Exercise Treatment interactions in a randomised clinical trial for the treatment of malignant glioma

The dataset gliom includes data from a randomised clinical trial comparing a mono chemotherapy (BCNU) with a combination therapy (BCNU + VW 26) for the treatment of malignant glioma in adult patients. The variable time includes the survival time (in days) after chemotherapy (if died==1), or the time until the last contact with the patient (if died==0). a) It has been claimed that the benefit from the combination therapy depends on the performance status of the patient.
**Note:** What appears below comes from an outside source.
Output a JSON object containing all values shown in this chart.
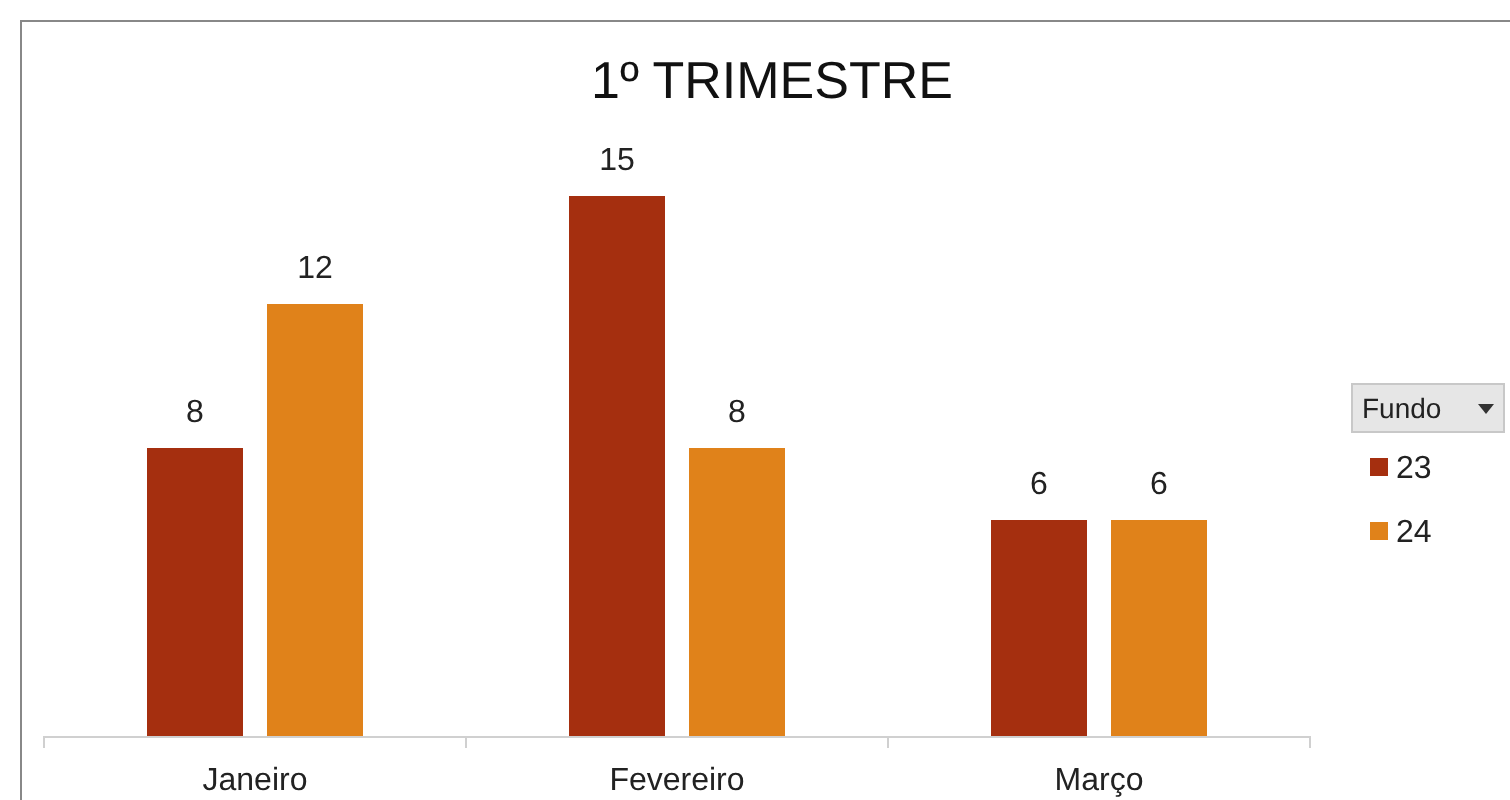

The variable ps divides the subjects into those with poor performance status (ps==0) and those with good performance status (ps==1). Try to clarify the claim based on the available data. Try to support the results of your analysis by appropriate Kaplan Meier curves. b) Some people have even raised doubt about that the combination therapy is of any benefit for the patients. Try to clarify this question based on the available data. c) It has been claimed that the benefit from the combination therapy depends on the age of the patient. Try to clarify this claim based on the available data. Try to support the results of your analysis by appropriate Kaplan Meier curves. d) The dataset includes besides the variable ps also a variable karnindex, which divides the subjects into three groups according to their Karnofsky index, a more detailed measurement of the performance status. Try to reanalyse a) again using this variable. Try to support the results of your analysis by appropriate Kaplan Meier curves.